A coolness grazes my naked arm; the sheet has been kicked aside during the night. The whir of the air conditioner buzzes in my ears. I shiver and pull at the sheet; it’s all I need between me and the blast of air flowing towards me. The warm sheet and the cold white noise envelop me.

When the AC stops, I listen. Some days I can hear the birds chirping, bringing in the new day. But most days not; the thick impact-resistant window panes muffle my outside world. I doze in the silence. A silence so powerful I can smell it. A silence that is both foreign and familiar. For I dreamed of it often, this silence.

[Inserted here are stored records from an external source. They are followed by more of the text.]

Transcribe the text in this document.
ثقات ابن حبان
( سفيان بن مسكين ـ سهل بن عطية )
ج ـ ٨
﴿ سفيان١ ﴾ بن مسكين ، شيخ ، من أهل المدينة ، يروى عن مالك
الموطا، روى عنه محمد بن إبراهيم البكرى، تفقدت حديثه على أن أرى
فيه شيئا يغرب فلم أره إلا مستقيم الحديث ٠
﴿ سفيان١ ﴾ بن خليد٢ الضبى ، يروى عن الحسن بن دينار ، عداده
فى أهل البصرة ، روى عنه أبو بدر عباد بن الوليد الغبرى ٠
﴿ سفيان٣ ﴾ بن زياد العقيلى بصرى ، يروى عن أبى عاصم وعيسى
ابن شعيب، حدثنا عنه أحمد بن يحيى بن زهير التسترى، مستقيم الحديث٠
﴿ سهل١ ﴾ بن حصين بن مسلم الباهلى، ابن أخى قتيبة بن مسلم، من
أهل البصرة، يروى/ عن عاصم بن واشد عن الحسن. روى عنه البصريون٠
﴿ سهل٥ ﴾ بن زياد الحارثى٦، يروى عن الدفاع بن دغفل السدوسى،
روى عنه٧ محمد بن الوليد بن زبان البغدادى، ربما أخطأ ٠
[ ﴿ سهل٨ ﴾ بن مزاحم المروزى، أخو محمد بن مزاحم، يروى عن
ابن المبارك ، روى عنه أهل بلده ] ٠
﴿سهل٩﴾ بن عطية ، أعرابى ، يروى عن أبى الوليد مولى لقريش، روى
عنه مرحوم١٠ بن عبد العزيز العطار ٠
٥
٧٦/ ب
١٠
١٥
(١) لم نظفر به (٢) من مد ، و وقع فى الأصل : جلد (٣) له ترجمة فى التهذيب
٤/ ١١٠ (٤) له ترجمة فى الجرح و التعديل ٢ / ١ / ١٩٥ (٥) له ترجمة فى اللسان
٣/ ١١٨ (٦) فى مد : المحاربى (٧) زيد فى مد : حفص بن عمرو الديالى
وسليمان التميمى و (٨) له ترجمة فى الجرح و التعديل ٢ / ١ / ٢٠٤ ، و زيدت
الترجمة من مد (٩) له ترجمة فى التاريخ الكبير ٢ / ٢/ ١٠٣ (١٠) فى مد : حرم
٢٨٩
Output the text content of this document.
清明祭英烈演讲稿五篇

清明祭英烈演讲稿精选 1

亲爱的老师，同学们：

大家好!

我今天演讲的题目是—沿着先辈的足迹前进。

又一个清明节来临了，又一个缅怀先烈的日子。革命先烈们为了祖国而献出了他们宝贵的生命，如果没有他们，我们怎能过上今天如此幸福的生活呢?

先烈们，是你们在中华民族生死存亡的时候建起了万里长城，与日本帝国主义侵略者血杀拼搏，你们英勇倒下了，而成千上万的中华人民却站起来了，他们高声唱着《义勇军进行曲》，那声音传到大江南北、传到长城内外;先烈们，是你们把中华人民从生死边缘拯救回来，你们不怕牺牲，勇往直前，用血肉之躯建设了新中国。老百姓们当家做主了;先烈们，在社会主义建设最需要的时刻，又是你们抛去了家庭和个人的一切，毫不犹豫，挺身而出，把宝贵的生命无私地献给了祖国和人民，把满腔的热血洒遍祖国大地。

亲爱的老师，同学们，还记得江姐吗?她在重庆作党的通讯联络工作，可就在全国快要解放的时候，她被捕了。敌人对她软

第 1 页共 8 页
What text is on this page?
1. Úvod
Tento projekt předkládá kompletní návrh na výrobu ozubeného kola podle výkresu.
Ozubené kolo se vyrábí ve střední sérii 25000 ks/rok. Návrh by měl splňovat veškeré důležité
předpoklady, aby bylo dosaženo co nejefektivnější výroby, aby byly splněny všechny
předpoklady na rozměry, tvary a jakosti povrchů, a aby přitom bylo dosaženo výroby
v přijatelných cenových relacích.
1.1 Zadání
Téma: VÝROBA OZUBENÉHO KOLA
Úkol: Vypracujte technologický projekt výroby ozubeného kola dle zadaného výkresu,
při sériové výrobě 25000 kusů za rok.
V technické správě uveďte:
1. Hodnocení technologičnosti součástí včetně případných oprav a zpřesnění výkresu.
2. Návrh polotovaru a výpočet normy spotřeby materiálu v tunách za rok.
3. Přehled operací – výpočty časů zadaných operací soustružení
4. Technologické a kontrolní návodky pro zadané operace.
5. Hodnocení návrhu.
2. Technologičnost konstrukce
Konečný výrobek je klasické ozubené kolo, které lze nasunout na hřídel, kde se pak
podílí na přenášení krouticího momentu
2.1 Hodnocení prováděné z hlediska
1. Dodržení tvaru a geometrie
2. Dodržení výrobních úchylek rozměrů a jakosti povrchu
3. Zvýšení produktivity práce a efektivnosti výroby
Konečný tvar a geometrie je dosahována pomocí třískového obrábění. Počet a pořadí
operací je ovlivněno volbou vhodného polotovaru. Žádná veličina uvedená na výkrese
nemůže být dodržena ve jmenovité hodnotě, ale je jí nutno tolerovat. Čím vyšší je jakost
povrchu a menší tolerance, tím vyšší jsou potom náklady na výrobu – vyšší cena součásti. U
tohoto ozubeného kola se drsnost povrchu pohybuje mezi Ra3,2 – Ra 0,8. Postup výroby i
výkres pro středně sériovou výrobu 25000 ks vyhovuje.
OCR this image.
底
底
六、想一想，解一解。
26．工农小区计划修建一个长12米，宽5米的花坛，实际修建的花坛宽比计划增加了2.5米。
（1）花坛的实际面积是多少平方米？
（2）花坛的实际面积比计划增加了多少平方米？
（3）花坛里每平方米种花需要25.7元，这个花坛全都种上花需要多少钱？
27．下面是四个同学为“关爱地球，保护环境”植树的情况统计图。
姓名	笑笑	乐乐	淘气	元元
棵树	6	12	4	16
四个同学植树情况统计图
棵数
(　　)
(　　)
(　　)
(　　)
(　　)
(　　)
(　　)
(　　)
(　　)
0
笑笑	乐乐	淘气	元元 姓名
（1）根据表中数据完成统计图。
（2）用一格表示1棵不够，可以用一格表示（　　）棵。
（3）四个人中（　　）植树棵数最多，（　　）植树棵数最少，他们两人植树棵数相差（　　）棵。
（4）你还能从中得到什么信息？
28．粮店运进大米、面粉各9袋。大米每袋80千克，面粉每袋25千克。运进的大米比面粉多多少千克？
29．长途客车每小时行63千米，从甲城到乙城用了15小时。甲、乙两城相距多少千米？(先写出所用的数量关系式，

The sun inevitably forces its way inside; full daylight teases my eyelids, nudging them to open. And when they do, I see the silence first. It is bright and shiny, reflecting off the mirror. It is dark and somber, ingrained within the furniture.

The door is open; the hallway empty. The silence calls to me, Come, there’s no one here. I feel inherently drawn to it, but I know there are someones there, not here, but there. I grab the gadget that connects me to them and check for messages, none. Good. All is well. The silence glows.

I rise to meet its radiance. It accompanies me during my morning routine, a muted sentinel guarding my every move. It then follows me into the hallway stillness; nothing else is moving, not even sound. My bare feet glide over the cool slick tiles as I pass by other open doors.  Doors that lead into silent static voids lying in wait.

I hurry on into the glorious brightness that bathes my kitchen, sunlight streaming in unabated through the clear French doors. The sunshine visits me often, but this silence is now my constant companion. Today, as well as yesterday. And I suppose, into tomorrow.  I stop transfixed and take a deep breath, inhaling it; its aroma is intoxicating.